Switching the topic from products to employees, Abeyratne said that since starting the company with a five-member team, the company now has 50 employees, 50 delivery drivers, and over 2,500 rural smallholder farmers working to drive change in society.
“The corporate culture is very simple and results-driven, with employees who are accountable for the tasks they are doing. Thankfully, we have found the right set of people who are friendly and committed to their job,” she said.
Challenges faced and expansion strategy
Saaraketha Organics’ export industry is currently facing challenges due to the prevailing Covid-19 pandemic. Abeyratne noted that the air freight prices of exporting products have significantly risen by 300%, which has resulted in sales dropping.
“Prior to Covid-19, to export it was only $ 0.99 per kilo, but now it’s $ 3.10 meaning we are paying over 300% more than what we used to. Fortunately, we have loyal customers to buy from us, but we as a country are not competitive at all because the air freight cost is more expensive than the product itself,” she said.
Regardless of exports being affected, when Sri Lanka entered the first lockdown last year, Saaraketha was one of the very first to respond to the overnight national need for delivered food, as it had years of experience with home delivery, supporting a loyal base of urban consumers with a bi-weekly service prior to the pandemic.
With reference to Saaraketha’s official documentation, the pandemic is set to leave a long term impact on consumer behaviour; the remote and contactless consumption model, though forced upon us, will be the new norm globally for evolved consumers, where the traditional retail model is disrupted for good.
Expressing another challenge, Abeyratne said that all-island delivery is not possible due to the logistics issue faced by the country.
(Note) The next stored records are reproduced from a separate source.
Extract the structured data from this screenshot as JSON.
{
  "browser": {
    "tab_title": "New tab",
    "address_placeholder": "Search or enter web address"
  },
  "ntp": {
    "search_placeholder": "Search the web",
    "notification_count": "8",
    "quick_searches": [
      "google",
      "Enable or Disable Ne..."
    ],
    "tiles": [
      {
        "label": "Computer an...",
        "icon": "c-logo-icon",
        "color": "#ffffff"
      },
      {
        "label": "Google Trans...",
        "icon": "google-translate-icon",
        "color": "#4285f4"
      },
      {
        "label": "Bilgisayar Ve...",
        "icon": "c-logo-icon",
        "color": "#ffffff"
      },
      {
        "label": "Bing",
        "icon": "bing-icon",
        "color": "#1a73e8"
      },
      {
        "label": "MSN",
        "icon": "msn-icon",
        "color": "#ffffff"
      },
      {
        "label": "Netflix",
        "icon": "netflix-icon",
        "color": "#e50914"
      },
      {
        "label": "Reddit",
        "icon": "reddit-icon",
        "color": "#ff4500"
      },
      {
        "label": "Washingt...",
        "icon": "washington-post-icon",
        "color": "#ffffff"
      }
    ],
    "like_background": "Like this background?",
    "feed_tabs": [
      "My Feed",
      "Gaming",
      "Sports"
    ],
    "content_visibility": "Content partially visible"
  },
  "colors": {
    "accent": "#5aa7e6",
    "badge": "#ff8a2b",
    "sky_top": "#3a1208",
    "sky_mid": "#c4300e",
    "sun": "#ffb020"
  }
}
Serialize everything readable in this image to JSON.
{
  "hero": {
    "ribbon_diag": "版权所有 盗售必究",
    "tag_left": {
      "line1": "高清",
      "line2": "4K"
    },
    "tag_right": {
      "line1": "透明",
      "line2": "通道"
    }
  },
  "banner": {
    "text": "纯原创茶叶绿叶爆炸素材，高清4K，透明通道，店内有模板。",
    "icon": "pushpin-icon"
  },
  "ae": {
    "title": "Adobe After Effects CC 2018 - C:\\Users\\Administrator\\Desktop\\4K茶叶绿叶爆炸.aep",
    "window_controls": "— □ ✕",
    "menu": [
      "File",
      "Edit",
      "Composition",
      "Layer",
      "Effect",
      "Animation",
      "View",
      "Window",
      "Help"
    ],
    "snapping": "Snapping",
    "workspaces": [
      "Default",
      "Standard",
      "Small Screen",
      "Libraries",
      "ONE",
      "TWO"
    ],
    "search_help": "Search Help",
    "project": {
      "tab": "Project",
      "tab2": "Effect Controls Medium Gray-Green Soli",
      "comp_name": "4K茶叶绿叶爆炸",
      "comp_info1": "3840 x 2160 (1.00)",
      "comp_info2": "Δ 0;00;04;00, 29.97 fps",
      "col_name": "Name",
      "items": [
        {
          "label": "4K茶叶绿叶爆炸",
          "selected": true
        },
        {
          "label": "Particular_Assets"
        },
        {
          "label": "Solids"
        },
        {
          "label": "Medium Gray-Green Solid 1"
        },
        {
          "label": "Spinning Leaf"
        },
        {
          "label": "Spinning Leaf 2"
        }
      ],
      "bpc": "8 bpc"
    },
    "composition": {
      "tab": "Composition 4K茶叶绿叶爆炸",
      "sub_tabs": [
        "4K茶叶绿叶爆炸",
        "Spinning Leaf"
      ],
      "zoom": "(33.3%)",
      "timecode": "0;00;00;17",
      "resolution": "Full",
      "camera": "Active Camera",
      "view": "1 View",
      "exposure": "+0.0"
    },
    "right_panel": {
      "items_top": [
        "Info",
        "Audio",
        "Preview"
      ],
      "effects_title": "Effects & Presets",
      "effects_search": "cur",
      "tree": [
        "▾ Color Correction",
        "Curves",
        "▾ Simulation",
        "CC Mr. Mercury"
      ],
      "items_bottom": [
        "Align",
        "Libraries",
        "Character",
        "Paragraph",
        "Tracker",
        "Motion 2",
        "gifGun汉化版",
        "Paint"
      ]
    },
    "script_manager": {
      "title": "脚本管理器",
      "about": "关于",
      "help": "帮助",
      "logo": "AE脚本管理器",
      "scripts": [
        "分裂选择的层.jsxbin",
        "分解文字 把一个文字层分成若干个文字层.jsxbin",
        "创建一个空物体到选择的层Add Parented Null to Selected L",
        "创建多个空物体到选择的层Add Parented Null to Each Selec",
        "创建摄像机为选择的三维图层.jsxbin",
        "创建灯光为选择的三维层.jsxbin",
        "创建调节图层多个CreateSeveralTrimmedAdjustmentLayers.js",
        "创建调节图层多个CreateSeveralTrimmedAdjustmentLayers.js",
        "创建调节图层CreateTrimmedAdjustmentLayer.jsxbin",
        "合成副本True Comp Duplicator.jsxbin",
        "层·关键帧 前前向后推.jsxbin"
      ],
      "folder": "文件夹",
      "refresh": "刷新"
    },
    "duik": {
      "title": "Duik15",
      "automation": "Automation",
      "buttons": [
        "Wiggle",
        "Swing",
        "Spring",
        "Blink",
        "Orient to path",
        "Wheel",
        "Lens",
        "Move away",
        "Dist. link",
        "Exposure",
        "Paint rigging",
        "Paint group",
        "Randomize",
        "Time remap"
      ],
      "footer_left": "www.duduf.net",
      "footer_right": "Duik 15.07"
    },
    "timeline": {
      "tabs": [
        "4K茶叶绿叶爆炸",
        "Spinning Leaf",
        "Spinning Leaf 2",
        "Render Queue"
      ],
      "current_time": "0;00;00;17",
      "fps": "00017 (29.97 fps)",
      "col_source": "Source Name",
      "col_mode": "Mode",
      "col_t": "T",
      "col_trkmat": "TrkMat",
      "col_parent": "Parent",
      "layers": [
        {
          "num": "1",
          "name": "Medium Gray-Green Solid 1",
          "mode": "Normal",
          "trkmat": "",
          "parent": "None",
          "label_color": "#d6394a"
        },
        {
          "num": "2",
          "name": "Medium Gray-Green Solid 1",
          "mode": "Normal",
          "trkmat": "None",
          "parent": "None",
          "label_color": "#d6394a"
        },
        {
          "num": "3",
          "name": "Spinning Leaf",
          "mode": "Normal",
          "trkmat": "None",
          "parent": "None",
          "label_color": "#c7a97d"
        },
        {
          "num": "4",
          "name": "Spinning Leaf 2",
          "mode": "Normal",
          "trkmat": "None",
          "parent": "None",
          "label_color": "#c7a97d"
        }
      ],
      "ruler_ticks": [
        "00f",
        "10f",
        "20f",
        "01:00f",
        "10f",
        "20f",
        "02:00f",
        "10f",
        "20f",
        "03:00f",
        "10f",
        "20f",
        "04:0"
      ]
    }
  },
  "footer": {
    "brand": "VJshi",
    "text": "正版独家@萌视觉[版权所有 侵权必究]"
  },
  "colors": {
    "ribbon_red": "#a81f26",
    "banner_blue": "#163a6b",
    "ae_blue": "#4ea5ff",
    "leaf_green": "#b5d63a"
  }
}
According to her, Sri Lanka does not have a logistics company that would be able to deliver fresh products across the country.
“We are currently working to facilitate and expand into other areas other than Colombo, because there’s high demand from Jaffna and Kurunegala Districts. We are unable to produce there right now, but are hoping to in the near future,” Abeyratne mentioned.
Continuing further into the expansion plan of Saaraketha Organics, she stated that the company is working on tapping into potential markets such as East Asian markets, with countries such as Singapore and Hong Kong, as they do not produce anything locally.
Giving the concluding remark, she added that in five years, the company aims to be a globally recognised 100% organic brand with the Sri Lankan identity intact along with it. “In this evolved era, companies like Saaraketha Lifestyle shine the light on why being sustainable, ethical, and socially responsible is the only way forward.”